Pdl nel Sacco

Alessandro Da Rold
22/12/2010

Si fermano sull'ospedale milanese le nomine lombarde.

C’è un Sacco di troppo nella partita tra Popolo della Libertà e Lega Nord sulle nomine nella sanità lombarda che dovrebbe chiudersi giovedì 23 dicembre come annunciato dal presidente di regione Lombardia Roberto Formigoni. Il condizionale è d’obbligo perché dal grattacielo Pirelli è filtrata la voce di uno slittamento al 27 dicembre.
Il Carroccio sembra aver già incassato le direzioni generali degli ospedali San Carlo, San Paolo e degli Icp, gli istituti clinici di perfezionamento che comprendono Buzzi, Cto e la rete dei 22 poliambulatori. E poi c’è, appunto, il Sacco, destinato a diventare il «Consorzio della Salute» per l’Expo 2015, quando sarà unito con l’Istituto tumori e il Besta, due fondazioni i cui vertici andranno in scadenza il prossimo anno. Ma sul Consorzio Formigoni difficilmente mollerà la presa, perchè a capo dell’operazione c’è Luigi Roth, ex presidente di Fondazione Fiera che conta di rientrare per dare manforte al governatore di Comunione e Liberazione in vista della battaglia che porterà Milano da qui al 2015.
LA PARTITA A SCACCHI. E’ una partita a scacchi quella che si gioca quindi tra il governatore lombardo e i leghisti, condizionata dalle prossime tornate elettorali amministrative (a Milano si voterà nella primavera del 2011) e da un Pdl in costante discesa elettorale nelle regioni del Nord. Al momento agli Icp c’è Francesco Beretta, ciellino doc legato a Formigoni che non sembra voler perdere la poltrona. Differente invece la situazione del Sacco, dove Alberto Scanni dovrà necessariamente passare la mano perché andrà in pensione nel 2011.
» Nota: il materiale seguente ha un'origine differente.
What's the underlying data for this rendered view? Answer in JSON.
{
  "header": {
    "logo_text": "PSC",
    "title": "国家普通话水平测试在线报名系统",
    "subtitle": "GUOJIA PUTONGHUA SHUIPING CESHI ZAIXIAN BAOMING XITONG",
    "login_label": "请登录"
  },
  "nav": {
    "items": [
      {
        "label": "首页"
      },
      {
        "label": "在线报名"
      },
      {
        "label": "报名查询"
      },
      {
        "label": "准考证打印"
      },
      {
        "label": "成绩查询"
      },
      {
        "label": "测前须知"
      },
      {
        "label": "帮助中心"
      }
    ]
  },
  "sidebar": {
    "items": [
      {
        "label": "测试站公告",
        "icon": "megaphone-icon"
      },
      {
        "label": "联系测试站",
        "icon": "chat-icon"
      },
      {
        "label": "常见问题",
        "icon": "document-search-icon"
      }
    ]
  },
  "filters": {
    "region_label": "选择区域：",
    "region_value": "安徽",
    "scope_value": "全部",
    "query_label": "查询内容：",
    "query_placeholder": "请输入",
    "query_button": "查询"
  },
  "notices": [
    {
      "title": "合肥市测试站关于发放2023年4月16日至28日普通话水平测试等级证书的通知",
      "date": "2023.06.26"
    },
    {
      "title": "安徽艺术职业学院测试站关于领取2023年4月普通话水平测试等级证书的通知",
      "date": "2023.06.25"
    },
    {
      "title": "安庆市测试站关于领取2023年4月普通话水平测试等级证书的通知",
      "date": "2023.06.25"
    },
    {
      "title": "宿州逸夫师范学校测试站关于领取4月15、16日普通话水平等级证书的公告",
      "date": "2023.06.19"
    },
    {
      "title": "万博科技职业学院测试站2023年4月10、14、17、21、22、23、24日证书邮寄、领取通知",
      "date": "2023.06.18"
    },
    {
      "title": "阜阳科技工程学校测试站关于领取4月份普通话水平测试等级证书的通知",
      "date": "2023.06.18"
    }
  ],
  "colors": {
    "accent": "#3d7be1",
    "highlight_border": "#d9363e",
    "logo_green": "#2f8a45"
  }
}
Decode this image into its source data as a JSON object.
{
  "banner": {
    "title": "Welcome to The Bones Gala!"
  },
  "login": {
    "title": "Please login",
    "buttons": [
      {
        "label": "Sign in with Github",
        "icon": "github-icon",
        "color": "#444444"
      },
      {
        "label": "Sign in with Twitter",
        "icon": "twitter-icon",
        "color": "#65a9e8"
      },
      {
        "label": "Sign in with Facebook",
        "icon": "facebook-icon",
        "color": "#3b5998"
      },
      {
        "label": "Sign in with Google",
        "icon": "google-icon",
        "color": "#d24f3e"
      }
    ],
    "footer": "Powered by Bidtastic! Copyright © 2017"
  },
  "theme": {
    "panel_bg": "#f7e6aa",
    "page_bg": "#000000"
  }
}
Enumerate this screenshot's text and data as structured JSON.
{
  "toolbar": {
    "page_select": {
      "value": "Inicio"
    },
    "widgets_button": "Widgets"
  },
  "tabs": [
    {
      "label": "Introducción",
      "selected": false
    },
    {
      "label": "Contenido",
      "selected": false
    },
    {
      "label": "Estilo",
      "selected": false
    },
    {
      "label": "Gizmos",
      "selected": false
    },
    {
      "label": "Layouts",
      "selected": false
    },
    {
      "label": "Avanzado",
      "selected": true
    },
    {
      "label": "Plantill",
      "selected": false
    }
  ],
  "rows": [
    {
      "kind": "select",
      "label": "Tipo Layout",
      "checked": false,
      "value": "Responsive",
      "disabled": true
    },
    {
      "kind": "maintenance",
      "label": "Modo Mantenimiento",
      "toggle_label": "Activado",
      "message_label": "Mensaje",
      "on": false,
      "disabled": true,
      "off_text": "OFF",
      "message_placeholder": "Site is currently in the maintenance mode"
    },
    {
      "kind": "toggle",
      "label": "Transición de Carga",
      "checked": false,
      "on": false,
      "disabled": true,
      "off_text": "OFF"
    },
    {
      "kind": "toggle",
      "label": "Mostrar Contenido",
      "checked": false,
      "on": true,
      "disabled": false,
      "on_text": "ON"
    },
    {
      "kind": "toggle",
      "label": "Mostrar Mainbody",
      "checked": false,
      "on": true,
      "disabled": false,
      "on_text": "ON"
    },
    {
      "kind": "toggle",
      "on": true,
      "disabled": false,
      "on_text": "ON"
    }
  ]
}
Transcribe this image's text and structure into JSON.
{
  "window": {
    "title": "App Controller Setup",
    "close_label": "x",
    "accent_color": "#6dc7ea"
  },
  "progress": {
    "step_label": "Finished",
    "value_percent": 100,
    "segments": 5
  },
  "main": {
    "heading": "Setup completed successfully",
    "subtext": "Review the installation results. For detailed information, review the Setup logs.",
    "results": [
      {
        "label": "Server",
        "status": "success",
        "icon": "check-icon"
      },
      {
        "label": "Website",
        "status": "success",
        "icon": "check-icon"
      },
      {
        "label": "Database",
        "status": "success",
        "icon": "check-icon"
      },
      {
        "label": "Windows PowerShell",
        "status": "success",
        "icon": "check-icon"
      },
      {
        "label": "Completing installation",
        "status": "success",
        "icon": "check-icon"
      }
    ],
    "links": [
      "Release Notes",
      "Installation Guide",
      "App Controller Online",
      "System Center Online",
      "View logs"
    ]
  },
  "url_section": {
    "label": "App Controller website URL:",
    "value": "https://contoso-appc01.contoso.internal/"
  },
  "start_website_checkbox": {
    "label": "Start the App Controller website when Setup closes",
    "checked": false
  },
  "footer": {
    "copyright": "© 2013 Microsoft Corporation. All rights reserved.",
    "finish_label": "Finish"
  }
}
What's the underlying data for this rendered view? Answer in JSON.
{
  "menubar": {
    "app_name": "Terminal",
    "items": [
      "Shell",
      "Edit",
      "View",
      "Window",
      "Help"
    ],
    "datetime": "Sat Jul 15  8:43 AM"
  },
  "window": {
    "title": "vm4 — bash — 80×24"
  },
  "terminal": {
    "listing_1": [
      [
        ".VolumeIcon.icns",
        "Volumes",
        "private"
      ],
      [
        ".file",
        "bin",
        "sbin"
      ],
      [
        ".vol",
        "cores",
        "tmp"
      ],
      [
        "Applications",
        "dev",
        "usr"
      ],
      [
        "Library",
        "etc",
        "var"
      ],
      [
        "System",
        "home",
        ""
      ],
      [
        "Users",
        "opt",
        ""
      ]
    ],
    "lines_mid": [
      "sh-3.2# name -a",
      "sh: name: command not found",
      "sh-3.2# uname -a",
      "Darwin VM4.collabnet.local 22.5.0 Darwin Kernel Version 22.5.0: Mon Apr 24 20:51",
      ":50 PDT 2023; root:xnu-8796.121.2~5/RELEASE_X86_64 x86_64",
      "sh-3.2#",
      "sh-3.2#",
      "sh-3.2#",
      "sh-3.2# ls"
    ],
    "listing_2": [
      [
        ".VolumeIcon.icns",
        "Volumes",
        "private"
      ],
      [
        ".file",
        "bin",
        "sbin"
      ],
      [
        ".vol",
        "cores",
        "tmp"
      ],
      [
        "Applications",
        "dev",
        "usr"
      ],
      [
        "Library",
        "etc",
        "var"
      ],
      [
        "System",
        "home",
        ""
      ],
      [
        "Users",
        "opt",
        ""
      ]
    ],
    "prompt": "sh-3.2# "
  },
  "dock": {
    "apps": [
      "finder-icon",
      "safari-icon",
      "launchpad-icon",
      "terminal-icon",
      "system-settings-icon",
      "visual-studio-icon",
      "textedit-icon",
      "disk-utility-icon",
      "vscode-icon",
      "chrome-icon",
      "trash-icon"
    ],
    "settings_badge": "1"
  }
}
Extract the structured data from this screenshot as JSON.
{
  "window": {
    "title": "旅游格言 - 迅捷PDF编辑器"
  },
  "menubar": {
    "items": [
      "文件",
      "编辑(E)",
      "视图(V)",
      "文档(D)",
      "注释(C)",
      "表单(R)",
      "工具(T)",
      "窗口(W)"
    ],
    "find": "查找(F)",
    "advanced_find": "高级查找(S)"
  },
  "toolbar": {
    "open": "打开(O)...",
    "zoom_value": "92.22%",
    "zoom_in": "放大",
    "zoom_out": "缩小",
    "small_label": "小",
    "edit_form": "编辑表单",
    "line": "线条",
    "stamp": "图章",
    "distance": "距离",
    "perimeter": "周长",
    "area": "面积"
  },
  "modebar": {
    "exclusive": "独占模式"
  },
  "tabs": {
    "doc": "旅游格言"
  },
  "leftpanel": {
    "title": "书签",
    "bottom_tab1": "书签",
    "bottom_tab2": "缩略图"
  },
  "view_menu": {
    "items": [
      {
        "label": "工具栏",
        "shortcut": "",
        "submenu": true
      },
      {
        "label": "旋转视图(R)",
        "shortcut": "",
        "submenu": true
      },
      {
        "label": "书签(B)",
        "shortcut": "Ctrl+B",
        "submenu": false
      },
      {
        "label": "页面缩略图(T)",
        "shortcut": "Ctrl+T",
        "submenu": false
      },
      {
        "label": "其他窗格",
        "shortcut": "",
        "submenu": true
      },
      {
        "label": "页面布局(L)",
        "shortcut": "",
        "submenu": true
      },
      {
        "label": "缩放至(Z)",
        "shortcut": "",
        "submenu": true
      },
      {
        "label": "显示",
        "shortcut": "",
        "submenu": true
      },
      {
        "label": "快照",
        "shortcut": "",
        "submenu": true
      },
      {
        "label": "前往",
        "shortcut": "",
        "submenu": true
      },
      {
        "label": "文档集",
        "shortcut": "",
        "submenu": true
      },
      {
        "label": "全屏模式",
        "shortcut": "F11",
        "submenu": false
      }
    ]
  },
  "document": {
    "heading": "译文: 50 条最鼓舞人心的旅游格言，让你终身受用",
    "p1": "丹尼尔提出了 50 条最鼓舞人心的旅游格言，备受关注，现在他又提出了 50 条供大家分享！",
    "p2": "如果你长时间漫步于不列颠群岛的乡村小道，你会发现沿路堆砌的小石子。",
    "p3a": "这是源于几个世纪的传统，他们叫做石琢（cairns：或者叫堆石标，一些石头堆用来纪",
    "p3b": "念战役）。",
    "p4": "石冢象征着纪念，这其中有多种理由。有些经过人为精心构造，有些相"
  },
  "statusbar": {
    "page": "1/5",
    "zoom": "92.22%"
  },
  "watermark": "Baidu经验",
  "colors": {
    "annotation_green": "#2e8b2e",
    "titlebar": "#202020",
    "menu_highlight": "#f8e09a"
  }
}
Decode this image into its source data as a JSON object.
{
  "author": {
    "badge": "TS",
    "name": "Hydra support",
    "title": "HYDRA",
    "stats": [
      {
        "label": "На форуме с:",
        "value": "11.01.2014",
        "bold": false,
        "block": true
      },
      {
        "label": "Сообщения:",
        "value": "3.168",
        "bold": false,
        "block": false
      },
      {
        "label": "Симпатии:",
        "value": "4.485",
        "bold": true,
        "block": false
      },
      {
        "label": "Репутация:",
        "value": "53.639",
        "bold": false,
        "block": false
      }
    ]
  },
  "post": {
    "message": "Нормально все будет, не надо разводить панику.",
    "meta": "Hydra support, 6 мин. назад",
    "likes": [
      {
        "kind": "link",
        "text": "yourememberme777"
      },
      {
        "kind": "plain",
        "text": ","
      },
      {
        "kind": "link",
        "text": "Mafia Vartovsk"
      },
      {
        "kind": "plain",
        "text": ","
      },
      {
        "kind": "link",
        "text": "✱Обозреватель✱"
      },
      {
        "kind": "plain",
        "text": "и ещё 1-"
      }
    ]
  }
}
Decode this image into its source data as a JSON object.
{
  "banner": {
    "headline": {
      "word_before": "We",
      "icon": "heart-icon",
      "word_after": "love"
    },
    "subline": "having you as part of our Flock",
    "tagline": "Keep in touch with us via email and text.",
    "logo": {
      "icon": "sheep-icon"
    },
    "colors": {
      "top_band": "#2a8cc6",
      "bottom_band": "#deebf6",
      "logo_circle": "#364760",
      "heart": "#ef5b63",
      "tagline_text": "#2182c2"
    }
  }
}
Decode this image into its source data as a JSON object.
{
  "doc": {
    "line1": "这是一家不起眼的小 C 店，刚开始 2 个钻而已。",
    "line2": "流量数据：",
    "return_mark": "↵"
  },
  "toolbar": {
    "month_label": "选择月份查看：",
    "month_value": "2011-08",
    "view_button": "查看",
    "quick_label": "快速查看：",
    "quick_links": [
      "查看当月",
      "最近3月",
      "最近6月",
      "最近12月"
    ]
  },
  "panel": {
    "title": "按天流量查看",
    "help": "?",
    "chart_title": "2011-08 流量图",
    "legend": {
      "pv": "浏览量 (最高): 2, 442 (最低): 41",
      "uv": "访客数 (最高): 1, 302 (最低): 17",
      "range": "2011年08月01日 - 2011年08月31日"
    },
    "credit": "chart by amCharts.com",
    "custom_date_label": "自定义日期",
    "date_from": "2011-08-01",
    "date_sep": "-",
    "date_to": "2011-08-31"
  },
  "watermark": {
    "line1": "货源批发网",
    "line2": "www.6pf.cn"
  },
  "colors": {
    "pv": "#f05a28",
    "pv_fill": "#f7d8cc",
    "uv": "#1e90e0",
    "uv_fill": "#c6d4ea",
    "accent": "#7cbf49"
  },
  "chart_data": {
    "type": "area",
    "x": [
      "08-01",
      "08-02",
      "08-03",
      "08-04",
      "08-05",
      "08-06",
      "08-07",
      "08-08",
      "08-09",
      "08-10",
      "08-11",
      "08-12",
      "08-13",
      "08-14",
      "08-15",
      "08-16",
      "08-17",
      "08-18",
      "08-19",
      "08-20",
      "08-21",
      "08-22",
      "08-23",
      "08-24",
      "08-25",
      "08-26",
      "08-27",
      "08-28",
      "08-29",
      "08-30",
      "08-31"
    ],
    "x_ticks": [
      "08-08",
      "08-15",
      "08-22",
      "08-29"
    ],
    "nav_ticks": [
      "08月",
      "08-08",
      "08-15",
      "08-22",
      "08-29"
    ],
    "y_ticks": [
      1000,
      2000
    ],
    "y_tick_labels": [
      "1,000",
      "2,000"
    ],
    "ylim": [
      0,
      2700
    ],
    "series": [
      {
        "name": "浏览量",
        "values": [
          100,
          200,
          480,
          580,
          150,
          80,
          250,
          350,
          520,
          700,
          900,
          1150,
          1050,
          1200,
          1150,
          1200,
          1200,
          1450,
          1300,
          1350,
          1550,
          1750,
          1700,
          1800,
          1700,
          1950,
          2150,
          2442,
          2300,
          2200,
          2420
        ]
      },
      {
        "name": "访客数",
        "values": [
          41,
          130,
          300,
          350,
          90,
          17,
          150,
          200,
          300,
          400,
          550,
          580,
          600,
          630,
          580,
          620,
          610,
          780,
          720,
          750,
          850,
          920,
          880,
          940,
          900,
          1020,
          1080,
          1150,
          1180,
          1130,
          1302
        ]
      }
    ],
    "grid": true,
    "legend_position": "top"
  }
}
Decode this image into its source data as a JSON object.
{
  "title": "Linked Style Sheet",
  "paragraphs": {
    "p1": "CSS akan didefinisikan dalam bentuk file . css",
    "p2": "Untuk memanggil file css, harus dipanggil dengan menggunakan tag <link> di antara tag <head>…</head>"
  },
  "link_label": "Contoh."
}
Il Consorzio della Salute, operazione da 520 milioni

La struttura, che fu presentata il 29 luglio del 2009, avrà 1.405 posti letto. Per realizzarla è stata calcolata una spesa di 520 milioni di euro dopo un accordo di programma sottoscritto dai rappresentanti degli otto enti interessati: i comuni di Milano e Novate Milanese, la Regione Lombardia, il Ministero della Salute, le fondazioni Irccs Besta e Istituto tumori, l’azienda ospedaliera Sacco e l’Università degli Studi di Milano: un giro di interessi e d’affari enorme.
LA REGIONE CI METTE 228 MILIONI. Il nuovo complesso occuperà una superficie di 220 mila metri quadrati per le funzioni di ricerca, di cura, per le strutture di ospitalità e per i servizi. Altri 70 mila metri quadrati saranno dedicati a parcheggi, impianti tecnologici e all’asilo nido aziendale. La realizzazione farà capo a un consorzio fra i tre ospedali interessati. A guidarlo, appunto, l’ex presidente della Fondazione Fiera Luigi Roth, fedelissimo di Formigoni. Dei 520 milioni di euro di costo dell’operazione, 15 serviranno per l’acquisto delle aree, 385 per la Città della salute vera e propria, 20,8 per le infrastrutture viarie, 100 per gli arredi e le apparecchiature. I lavori inizieranno entro ottobre 2011 e dovrebbero concludersi entro giugno 2015. Con la firma dell’Accordo di programma, la Regione Lombardia è scesa in campo con un impegno straordinario di  risorse proprie (oltre 228 milioni). Insomma, un leghista al Sacco potrebbe rompere le uova nel paniere a tutta Comunione e Liberazione.